José Jaramillo


El “olor de santidad”, que con piadosa intención se les aplica a aquellos seres humanos que se consagran a la oración, las obras pías, la contemplación, la humildad y el sacrificio, ajenos a las tentaciones de la riqueza, el poder y la lujuria, proviene de algo que nada tiene que ver con la espiritualidad y la entrega a Dios y al prójimo. Según historiadores muy bien documentados, el “olor de santidad” tiene que ver con el desaseo, el rechazo al agua y el abandono de cualquier forma de higiene corporal. Uno de los historiadores aludidos es la española Irene Vallejo, quien cuenta que el uso de las termas de Caracalla, en las que este emperador romano, y otros que lo sucedieron, aprovechaban el baño en las piscinas, cuyas aguas eran calentadas con leña, para menesteres lujuriosos. Uno de ellos, Vespasiano, según otro informante de la crónica social de la época, compartía el baño con niños, hijos de súbditos suyos, todos desnudos. Esa práctica provocó el rechazo de líderes cristianos, promotores de la nueva fe desde la clandestinidad, que reaccionaron declarando el baño, y el uso del agua para tal menester, como pecaminoso, y se abandonaron al desaseo, tanto que a sus prédicas asistían los feligreses con las narices tapadas, porque, aun de lejos, los efluvios que emanaban de tales santos apóstoles apestaban.
Así se refiere Irene Vallejo al caso en sus memorias de la historia de los libros, porque en las termas de Caracalla uno de los atractivos eran las bibliotecas: “Los hombres santos entendieron el hedor como una medida de devoción ascética. Rechazaban el aseo para expresar su oposición al estilo de vida de los romanos. Simeón el Estilita se negaba a dejarse tocar por el agua y ‘tan potente y tan hediondo era el hedor que resultaba imposible ascender aunque solo fuera hasta la mitad de la escalera sin malestar (…); algunos de sus discípulos (que subían hasta el lugar del predicador) se habían untado en la nariz incienso y ungüentos fragantes’.” Y agrega la aguda investigadora: “Después de pasar dos años en una cueva, san Teodoro de Siqueón emergió ‘con un hedor tal que nadie soportaba estar cerca de él’.” Y agrega: “En aquel tiempo el ‘olor de santidad’ era fétido”.
Puede decirse, entonces, si se sacan conclusiones lógicas de lo sucedido con los santos varones del cristianismo y los baños térmicos romanos, que lo de los santos cristianos no era olor de santidad, sino de fanatismo.
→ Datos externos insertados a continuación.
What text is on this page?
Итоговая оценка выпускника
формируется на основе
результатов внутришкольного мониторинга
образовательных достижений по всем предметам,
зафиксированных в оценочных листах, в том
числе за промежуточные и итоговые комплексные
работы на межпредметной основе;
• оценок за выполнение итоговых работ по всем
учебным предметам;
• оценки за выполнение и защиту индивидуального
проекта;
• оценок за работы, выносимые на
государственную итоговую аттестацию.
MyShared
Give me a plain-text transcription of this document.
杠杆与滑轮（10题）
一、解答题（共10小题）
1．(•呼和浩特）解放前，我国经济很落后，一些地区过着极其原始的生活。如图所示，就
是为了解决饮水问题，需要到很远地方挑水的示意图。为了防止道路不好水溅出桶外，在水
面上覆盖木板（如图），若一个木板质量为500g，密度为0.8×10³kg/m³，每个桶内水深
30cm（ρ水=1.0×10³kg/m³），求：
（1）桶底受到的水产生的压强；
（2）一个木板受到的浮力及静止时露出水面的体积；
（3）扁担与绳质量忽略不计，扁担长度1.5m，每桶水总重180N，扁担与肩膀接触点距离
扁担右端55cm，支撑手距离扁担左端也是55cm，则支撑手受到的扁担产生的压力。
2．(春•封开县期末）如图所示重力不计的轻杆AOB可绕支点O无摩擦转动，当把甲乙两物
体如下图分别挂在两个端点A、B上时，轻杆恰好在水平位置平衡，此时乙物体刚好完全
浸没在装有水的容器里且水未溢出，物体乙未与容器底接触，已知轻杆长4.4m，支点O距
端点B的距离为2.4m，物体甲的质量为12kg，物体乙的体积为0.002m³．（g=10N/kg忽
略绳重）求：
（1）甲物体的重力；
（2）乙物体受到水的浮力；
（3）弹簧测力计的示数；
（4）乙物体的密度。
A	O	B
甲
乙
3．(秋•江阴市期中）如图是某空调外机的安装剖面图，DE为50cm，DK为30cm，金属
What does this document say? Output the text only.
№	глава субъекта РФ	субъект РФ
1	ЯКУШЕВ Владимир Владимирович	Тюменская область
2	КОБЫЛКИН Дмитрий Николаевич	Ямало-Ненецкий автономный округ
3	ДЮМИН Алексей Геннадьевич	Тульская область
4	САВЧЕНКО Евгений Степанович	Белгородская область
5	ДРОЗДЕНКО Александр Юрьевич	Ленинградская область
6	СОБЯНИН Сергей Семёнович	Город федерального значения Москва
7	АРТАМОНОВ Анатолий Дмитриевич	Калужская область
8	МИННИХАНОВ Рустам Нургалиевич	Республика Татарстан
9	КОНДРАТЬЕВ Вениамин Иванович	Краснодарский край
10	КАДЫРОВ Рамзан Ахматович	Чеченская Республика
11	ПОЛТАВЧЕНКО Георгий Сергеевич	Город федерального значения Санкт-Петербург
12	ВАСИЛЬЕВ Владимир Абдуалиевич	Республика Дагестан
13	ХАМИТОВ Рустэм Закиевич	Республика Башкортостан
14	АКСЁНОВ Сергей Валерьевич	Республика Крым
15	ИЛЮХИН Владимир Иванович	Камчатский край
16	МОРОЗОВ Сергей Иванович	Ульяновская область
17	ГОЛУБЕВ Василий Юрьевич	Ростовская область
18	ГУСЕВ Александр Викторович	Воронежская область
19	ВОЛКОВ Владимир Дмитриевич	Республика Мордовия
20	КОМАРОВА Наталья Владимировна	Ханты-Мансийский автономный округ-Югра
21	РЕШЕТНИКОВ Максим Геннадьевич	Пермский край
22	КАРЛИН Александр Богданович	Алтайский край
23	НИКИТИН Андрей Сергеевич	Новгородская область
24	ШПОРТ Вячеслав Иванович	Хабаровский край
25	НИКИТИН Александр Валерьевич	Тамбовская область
Y éste, el fanatismo, de ninguna manera es bueno, ni en religión ni en política ni en nada, como lo han demostrado hechos dolorosos de la historia, que han costado muerte, destrucción y atraso, como las “piadosas” cruzadas de la Edad Media y la “santa” inquisición; los delirios de poder de conquistadores e invasores imperiales, algunos inspirados en causas divinas, al punto de proclamarse dioses, como los faraones egipcios o el Negus, emperador de Etiopía, por ejemplo; y caudillos delirantes, obnubilados por el poder y la ambición de dominar pueblos vecinos para ampliar sus dominios; y el objetivo tramposo de prolongar sus mandatos. Con razón se dice, después de elecciones, que algo huele mal.